The Clinton Gun Ban stymied small arms development.
Lee’s Note: This guest column was written by my friend Chris Brooks, an armorer and longtime gun-rights advocate based in Southwest Florida.
When I first became interested in modern sporting rifles there were two AR-15s on the market, Colt and Bushmaster.
Due to the Clinton ‘assault weapons” ban (AWB), some features that we now take for granted weren’t available, and we had to use old magazines because only government employees could purchase newly manufactured mags.
Somehow, despite the ban, I was able to buy my very own Bushmaster complete with A2 front sight post and carry handle. It was an unwieldy and largely unreliable thing that’s primary appeal was its appearance.
In 2004, the AWB expired ending the prohibition on standard-capacity magazine sales and a full array of features and accessories became available to the public.
As much as I enjoyed the restoration of my 2nd amendment rights, the U.S. military was the primary beneficiary of a fully functional and competitive commercial marketplace.
At the beginning of the global war on terror the U.S. military issued M4s that were very similar to the boring Bushmaster I owned.
The Department of Defense scrambled to cobble together equipment for troops engaged in combat ranging from urban areas to mountain terrain at a time when the robust weapons and accessories marketplace we have today wasn’t conceivable.
Things that we take for granted today like Magpul Pmags and near bulletproof red-dot sights didn’t exist until the market was set free to create them, fueled by civilian consumers who funded the creation of new and advanced equipment.
In the years since the AWB ended, giant leaps forward in the development of magazines, suppressors, optics, ergonomics, and reliability have completely changed the small arms landscape forever. It’s probably impossible to know how many American lives were saved in combat thanks to these advancements, but it’s clear that there are fathers, mothers wives and husbands alive today because someone was able to develop a magazine that didn’t jam or an optic that held it’s zero in adverse conditions.
Today, the domestic small arms industry is stronger than ever. Sig Sauer’s new MCX Spear was adopted by the US army as its next generation squad weapon – a weapon that perfectly sums up the free market’s growth since the end of the ill-conceived 1994 AWB.

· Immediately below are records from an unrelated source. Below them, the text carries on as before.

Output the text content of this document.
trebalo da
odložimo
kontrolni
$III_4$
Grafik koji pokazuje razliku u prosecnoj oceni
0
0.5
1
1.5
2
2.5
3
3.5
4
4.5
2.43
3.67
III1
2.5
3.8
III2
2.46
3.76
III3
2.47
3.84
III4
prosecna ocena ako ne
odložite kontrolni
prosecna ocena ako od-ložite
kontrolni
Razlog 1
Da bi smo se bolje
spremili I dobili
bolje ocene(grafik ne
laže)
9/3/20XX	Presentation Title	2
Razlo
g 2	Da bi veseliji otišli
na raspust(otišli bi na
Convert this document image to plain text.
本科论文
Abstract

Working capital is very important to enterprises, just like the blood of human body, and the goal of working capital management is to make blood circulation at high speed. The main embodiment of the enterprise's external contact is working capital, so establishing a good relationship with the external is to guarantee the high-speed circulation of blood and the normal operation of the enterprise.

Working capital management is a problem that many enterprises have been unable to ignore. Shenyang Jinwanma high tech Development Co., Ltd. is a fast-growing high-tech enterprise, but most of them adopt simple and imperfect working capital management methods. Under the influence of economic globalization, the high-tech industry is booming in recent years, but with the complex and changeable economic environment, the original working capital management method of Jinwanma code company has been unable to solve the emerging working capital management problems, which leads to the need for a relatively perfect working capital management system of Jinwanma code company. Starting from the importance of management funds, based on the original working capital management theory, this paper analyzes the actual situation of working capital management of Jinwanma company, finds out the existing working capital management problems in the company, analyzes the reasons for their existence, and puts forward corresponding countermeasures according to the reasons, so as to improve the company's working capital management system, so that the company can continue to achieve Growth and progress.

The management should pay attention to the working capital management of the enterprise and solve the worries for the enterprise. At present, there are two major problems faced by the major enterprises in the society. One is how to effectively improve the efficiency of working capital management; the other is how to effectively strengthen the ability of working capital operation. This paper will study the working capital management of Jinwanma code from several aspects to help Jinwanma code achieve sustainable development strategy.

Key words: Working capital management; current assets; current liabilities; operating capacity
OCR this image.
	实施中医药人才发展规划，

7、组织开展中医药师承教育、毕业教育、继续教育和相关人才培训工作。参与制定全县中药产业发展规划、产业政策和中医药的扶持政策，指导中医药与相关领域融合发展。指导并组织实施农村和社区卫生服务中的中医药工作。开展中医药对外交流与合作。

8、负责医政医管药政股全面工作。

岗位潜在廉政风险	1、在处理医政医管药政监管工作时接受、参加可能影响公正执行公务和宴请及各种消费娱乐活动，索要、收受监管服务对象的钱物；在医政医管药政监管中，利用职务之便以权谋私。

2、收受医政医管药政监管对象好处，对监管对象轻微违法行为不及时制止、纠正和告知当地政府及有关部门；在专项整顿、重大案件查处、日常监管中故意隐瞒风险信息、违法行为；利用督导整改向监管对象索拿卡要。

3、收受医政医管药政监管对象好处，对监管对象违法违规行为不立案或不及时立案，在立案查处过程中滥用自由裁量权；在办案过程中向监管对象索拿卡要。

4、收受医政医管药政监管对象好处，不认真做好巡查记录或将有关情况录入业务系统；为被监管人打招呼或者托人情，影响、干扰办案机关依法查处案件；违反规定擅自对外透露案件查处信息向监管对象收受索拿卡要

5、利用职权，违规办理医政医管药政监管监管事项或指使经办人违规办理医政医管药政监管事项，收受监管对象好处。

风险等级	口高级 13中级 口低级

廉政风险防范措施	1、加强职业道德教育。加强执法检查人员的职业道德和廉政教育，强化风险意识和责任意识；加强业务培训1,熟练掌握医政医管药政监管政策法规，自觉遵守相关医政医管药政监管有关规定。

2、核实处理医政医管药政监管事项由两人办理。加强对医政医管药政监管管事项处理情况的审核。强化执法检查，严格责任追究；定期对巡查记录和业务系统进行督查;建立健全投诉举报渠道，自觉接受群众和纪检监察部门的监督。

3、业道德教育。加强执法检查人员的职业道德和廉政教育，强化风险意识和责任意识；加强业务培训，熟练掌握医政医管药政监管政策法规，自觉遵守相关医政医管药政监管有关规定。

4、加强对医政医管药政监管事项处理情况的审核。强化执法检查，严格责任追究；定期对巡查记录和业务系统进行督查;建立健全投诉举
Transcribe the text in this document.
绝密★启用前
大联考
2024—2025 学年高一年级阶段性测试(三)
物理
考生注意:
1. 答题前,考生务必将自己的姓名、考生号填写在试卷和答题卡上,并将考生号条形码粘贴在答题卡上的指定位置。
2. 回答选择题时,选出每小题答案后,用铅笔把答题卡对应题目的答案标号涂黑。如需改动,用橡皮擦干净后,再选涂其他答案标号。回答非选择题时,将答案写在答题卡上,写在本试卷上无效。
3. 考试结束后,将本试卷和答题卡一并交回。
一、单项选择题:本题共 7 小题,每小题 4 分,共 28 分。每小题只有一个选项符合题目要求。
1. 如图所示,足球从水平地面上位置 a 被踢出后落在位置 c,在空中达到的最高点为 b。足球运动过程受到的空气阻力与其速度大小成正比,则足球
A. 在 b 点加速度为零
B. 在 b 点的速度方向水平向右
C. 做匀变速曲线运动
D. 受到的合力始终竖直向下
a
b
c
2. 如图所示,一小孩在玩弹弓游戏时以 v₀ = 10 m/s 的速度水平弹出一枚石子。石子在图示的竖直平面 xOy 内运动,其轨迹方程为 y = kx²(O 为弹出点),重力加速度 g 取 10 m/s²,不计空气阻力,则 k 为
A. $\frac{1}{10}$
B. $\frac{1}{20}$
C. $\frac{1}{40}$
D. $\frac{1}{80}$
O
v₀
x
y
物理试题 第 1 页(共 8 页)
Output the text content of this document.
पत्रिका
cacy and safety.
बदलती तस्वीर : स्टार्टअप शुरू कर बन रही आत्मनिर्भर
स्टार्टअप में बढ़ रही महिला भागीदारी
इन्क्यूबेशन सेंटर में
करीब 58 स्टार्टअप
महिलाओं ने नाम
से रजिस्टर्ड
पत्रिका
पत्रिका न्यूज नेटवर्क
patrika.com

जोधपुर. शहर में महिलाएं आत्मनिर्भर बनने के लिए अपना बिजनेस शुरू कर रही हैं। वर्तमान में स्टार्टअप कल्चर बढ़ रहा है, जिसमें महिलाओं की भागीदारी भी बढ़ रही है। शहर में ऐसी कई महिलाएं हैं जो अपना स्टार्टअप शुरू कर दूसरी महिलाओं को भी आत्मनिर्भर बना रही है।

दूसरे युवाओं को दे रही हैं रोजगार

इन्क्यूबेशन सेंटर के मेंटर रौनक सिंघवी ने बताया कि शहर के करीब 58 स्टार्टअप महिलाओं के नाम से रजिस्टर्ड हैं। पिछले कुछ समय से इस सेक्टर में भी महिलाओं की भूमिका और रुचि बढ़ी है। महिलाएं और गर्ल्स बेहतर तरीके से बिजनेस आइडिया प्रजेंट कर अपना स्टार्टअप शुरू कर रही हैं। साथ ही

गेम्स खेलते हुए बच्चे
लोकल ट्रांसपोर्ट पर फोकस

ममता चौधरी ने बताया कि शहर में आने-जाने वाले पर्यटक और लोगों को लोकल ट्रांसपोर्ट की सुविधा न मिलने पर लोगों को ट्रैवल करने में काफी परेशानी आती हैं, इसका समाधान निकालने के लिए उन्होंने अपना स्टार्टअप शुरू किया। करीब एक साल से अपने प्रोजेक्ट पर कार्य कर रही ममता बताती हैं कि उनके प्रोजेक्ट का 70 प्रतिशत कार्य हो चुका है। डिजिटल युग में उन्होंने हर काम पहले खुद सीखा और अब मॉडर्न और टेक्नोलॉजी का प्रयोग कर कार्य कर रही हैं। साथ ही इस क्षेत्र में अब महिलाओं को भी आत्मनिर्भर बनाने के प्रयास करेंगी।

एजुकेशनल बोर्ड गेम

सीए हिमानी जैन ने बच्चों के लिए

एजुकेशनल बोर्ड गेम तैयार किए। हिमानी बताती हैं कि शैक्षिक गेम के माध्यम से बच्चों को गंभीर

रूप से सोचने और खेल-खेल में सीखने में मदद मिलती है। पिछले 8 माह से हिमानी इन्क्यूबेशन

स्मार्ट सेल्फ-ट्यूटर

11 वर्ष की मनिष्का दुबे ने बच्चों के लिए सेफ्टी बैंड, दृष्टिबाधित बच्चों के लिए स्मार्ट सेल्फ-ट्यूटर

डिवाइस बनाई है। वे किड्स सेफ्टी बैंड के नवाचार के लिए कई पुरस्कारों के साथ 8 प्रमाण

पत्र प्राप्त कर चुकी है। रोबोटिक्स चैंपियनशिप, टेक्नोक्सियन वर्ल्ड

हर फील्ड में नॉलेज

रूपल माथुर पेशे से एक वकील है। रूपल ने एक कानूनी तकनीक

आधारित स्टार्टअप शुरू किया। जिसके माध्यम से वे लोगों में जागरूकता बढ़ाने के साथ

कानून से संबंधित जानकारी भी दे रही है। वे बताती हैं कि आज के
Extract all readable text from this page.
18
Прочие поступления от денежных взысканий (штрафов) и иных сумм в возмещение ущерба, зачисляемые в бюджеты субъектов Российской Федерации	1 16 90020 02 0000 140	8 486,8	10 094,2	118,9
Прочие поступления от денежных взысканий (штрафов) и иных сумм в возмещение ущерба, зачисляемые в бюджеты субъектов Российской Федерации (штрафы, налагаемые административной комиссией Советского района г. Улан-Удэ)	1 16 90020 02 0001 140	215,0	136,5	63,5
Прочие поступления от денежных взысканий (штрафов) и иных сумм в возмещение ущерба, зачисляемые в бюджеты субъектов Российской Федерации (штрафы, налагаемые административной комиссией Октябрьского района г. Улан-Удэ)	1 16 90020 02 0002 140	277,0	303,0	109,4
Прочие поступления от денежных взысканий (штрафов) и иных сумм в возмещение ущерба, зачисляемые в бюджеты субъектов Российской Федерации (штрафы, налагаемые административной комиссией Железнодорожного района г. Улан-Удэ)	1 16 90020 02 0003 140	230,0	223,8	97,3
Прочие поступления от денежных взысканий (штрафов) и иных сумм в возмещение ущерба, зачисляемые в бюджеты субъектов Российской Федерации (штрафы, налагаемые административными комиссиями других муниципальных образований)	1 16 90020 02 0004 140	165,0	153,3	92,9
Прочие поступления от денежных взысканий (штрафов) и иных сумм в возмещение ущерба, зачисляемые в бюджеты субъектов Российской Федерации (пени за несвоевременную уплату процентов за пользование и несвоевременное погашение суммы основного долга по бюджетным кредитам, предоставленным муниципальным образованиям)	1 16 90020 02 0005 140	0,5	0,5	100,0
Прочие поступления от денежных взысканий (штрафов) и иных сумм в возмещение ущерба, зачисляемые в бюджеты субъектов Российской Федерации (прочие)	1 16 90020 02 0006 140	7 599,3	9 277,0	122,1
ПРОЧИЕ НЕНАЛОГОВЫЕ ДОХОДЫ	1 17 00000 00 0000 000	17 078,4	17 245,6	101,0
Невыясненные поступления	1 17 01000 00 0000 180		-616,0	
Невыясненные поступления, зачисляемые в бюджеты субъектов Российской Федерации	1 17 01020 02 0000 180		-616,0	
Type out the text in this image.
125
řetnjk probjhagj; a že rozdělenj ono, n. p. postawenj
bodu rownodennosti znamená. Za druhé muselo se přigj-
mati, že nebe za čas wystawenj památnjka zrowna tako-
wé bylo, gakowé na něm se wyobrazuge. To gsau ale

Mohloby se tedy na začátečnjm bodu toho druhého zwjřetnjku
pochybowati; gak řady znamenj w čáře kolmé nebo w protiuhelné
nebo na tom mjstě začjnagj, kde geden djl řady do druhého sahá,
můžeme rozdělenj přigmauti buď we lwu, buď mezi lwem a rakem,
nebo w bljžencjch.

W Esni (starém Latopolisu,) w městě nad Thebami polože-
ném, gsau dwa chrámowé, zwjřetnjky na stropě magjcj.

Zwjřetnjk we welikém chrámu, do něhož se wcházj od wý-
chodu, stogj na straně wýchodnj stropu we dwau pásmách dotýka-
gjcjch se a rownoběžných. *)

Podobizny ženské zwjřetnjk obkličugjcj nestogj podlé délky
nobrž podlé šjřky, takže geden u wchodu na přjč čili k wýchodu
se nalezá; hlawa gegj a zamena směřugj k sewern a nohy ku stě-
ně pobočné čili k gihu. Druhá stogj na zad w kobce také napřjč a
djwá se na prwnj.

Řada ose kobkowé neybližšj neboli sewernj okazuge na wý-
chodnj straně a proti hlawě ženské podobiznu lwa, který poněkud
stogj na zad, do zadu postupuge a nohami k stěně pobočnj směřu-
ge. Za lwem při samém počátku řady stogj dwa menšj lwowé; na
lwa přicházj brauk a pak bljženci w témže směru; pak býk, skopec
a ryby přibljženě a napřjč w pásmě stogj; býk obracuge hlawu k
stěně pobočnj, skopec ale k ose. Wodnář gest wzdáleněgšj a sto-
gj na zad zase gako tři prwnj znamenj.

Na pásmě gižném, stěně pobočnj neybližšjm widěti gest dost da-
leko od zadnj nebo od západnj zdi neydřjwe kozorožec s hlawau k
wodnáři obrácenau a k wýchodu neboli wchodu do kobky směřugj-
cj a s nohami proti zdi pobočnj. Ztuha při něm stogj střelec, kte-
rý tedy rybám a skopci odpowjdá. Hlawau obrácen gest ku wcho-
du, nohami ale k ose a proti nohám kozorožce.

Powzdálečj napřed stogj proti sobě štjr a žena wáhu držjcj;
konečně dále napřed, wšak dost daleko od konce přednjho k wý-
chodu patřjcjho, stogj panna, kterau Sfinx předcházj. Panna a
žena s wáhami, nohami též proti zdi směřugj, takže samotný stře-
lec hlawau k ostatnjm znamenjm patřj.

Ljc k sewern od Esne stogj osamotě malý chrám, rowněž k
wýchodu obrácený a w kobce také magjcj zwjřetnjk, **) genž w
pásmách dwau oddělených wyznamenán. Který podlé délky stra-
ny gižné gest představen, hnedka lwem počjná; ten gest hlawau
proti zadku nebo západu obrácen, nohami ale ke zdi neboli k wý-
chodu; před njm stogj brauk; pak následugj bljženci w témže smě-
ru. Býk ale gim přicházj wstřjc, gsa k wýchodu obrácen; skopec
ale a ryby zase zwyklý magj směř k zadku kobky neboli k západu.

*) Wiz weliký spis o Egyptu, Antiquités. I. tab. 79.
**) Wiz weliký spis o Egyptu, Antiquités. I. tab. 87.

Without a thriving commercial market, it’s very unlikely that Sig would have been in a position to develop what promises to be an important upgrade in the Army’s overall capabilities. The strength of the arms manufacturing sector, ammunition development, optics and advanced suppressor technology came together to produce a weapon system that wouldn’t have been possible under the arbitrary restrictions of an assault weapon ban.
When anti-gun ideologues attack the gun industry, they aren’t just reducing the public’s access to high quality equipment, they’re restricting the engine that drives military technologies forward.
The military depends on civilian companies to develop and manufacture everything they use. That takes huge sums of money that consumers provide.
Defending the domestic firearms industry is a matter of national security.